Department of Urology, University Medical Center Hamburg-Eppendorf, Martinistraße 52, 20246, Hamburg, Germany.
Department of Urology, Medical University of Vienna, Vienna, Austria.
World J Urol. 2021 Aug;39(8):2977-2985. doi: 10.1007/s00345-021-03628-2. Epub 2021 Mar 1.
Predictive markers can help tailor treatment to the individual in metastatic renal cell carcinoma (mRCC). De Ritis ratio (DRR) is associated with oncologic outcomes in various solid tumors.
To assess the value of DRR in prognosticating survival in mRCC patients treated with tyrosine-kinase inhibitors (TKI).
Overall, 220 mRCC patients treated with TKI first-line therapy were analyzed. An optimal cut-off point for DRR was determined with Youden's J. We used multiple strata for DRR, performed descriptive, Kaplan-Meier and multivariable Cox-regression analyses to assess associations of DRR with progression-free (PFS) and overall survival (OS).
Patients above the optimal cut-off point for DRR of ≥ 1.58 had fewer liver metastases (p = 0.01). There was no difference in PFS (p > 0.05) between DRR groups. DRR above the median of 1.08 (HR 1.42; p = 0.03), DRR ≥ 1.1(HR 1.44; p = 0.02), ≥ 1.8 (HR 1.56; p = 0.03), ≥ 1.9 (HR 1.59; p = 0.02) and ≥ 2.0 (HR 1.63; p = 0.047) were associated with worse OS. These associations did not remain after multivariable adjustment. In the intermediate MSKCC group, DRR was associated with inferior OS at cut-offs ≥ 1.0 (HR 1.78; p = 0.02), ≥ 1.1 (HR 1.81; p = 0.01) and above median (HR 1.88; p = 0.007) in multivariable analyses. In patients with clear-cell histology, DRR above median (HR 1.54; p = 0.029) and DRR ≥ 1.1 (HR 1.53; p = 0.029) were associated with OS in multivariable analyses.

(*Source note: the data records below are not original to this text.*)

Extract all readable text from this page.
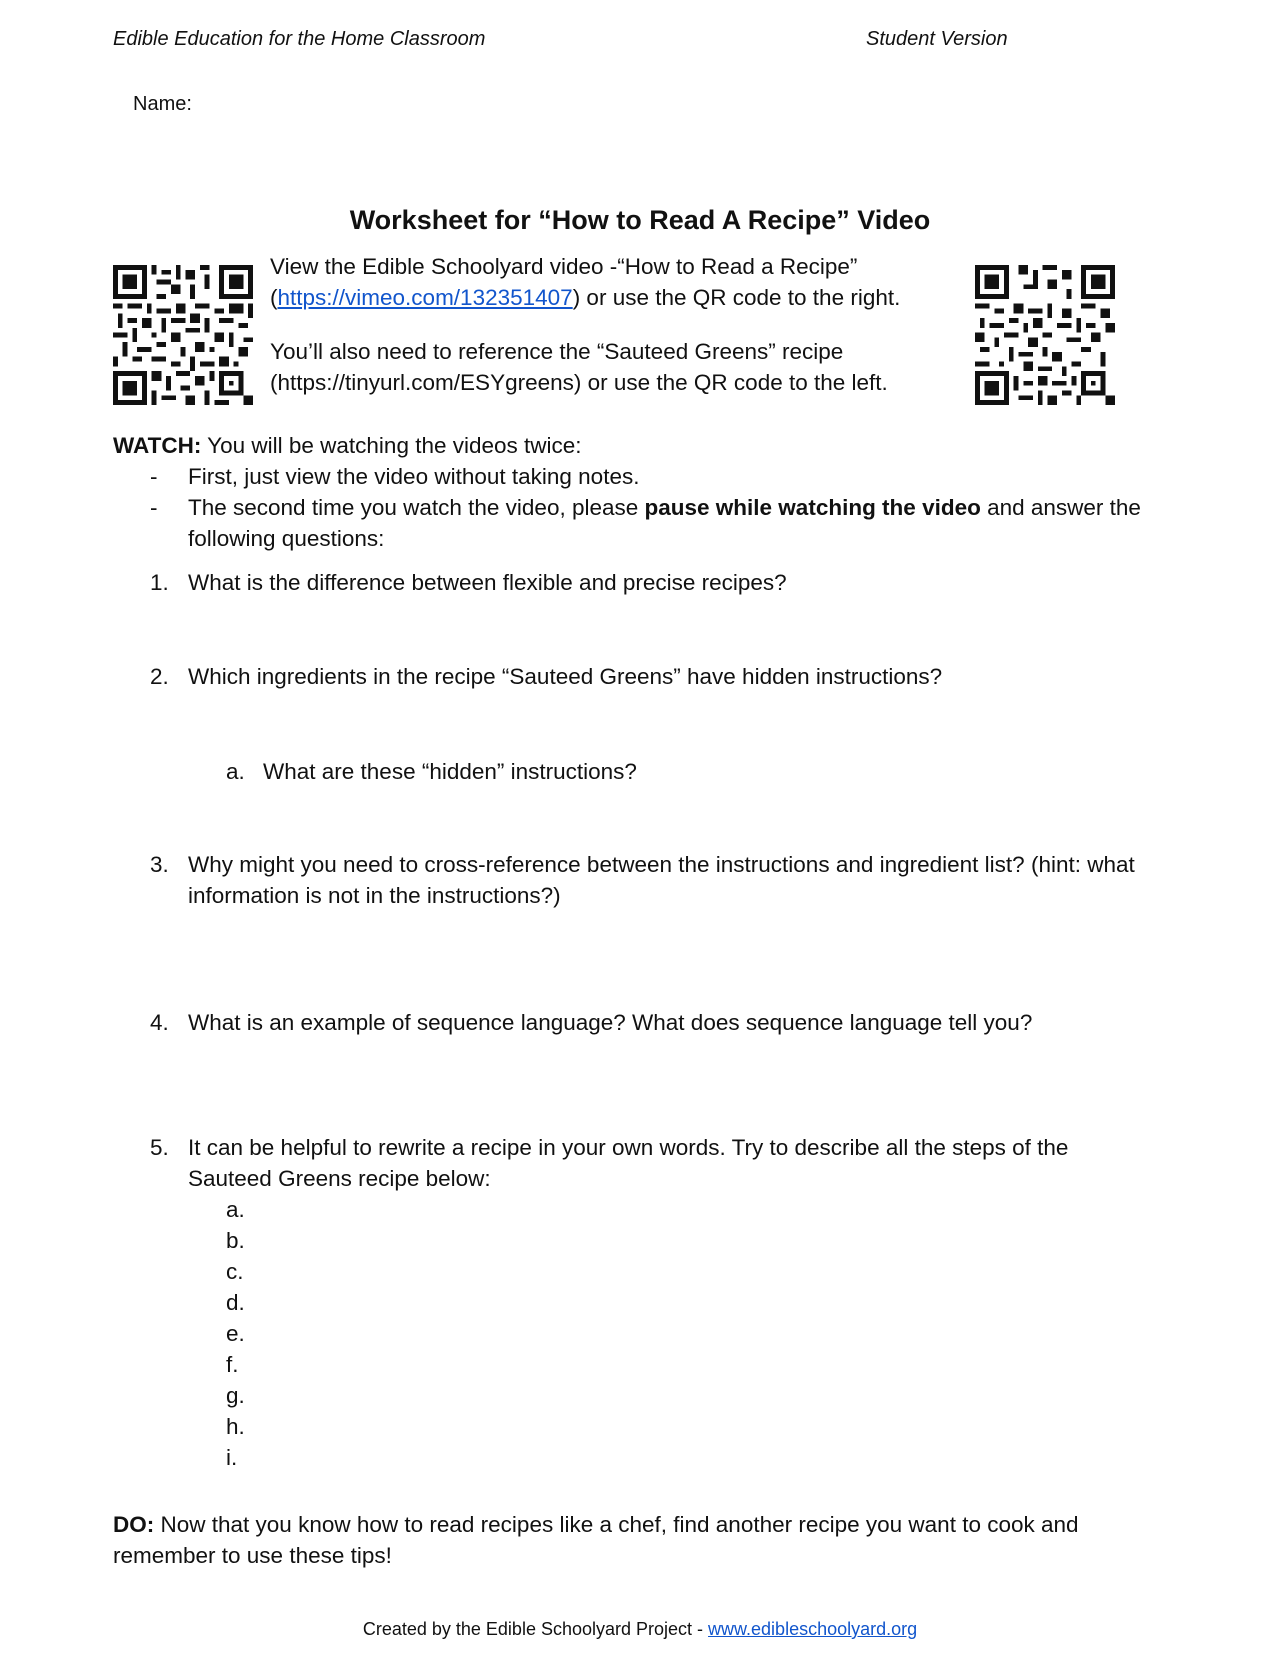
Edible Education for the Home Classroom	Student Version
Name:
Worksheet for “How to Read A Recipe” Video
View the Edible Schoolyard video -“How to Read a Recipe”
(https://vimeo.com/132351407) or use the QR code to the right.
You’ll also need to reference the “Sauteed Greens” recipe
(https://tinyurl.com/ESYgreens) or use the QR code to the left.
WATCH: You will be watching the videos twice:
- First, just view the video without taking notes.
- The second time you watch the video, please pause while watching the video and answer the
following questions:
1. What is the difference between flexible and precise recipes?
2. Which ingredients in the recipe “Sauteed Greens” have hidden instructions?
a. What are these “hidden” instructions?
3. Why might you need to cross-reference between the instructions and ingredient list? (hint: what
information is not in the instructions?)
4. What is an example of sequence language? What does sequence language tell you?
5. It can be helpful to rewrite a recipe in your own words. Try to describe all the steps of the
Sauteed Greens recipe below:
a.
b.
c.
d.
e.
f.
g.
h.
i.
DO: Now that you know how to read recipes like a chef, find another recipe you want to cook and
remember to use these tips!
Created by the Edible Schoolyard Project - www.edibleschoolyard.org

There was no independent association between DRR and survival of mRCC patients treated with TKI in the entire cohort. However, OS of patients with intermediate risk and clear-cell histology were affected by DRR. DRR could be used for tailored decision-making in these subgroups.
预测标志物可以帮助将治疗方法针对转移性肾细胞癌(mRCC)患者进行个体化治疗。De Ritis 比值(DRR)与各种实体瘤的肿瘤学结局相关。
评估 DRR 在接受酪氨酸激酶抑制剂(TKI)一线治疗的 mRCC 患者中的预后预测价值。
对 220 名接受 TKI 一线治疗的 mRCC 患者进行了分析。使用 Youden's J 确定 DRR 的最佳截断值。我们对 DRR 进行了多分层,进行了描述性、Kaplan-Meier 和多变量 Cox 回归分析,以评估 DRR 与无进展生存期(PFS)和总生存期(OS)的相关性。
DRR 高于≥1.58 的最佳截断值的患者肝转移较少(p=0.01)。DRR 组之间的 PFS 无差异(p>0.05)。中位值 1.08(HR 1.42;p=0.03)以上、DRR≥1.1(HR 1.44;p=0.02)、≥1.8(HR 1.56;p=0.03)、≥1.9(HR 1.59;p=0.02)和≥2.0(HR 1.63;p=0.047)与 OS 较差相关。这些相关性在多变量调整后并未持续存在。在中间 MSKCC 组中,DRR 在以下情况下与较差的 OS 相关:截断值≥1.0(HR 1.78;p=0.02)、≥1.1(HR 1.81;p=0.01)和中位数以上(HR 1.88;p=0.007)。在透明细胞组织学患者中,中位值以上的 DRR(HR 1.54;p=0.029)和 DRR≥1.1(HR 1.53;p=0.029)与多变量分析中的 OS 相关。
在整个队列中,DRR 与接受 TKI 治疗的 mRCC 患者的生存之间没有独立的相关性。然而,中危和透明细胞组织学患者的 OS 受到 DRR 的影响。DRR 可用于这些亚组的个体化决策。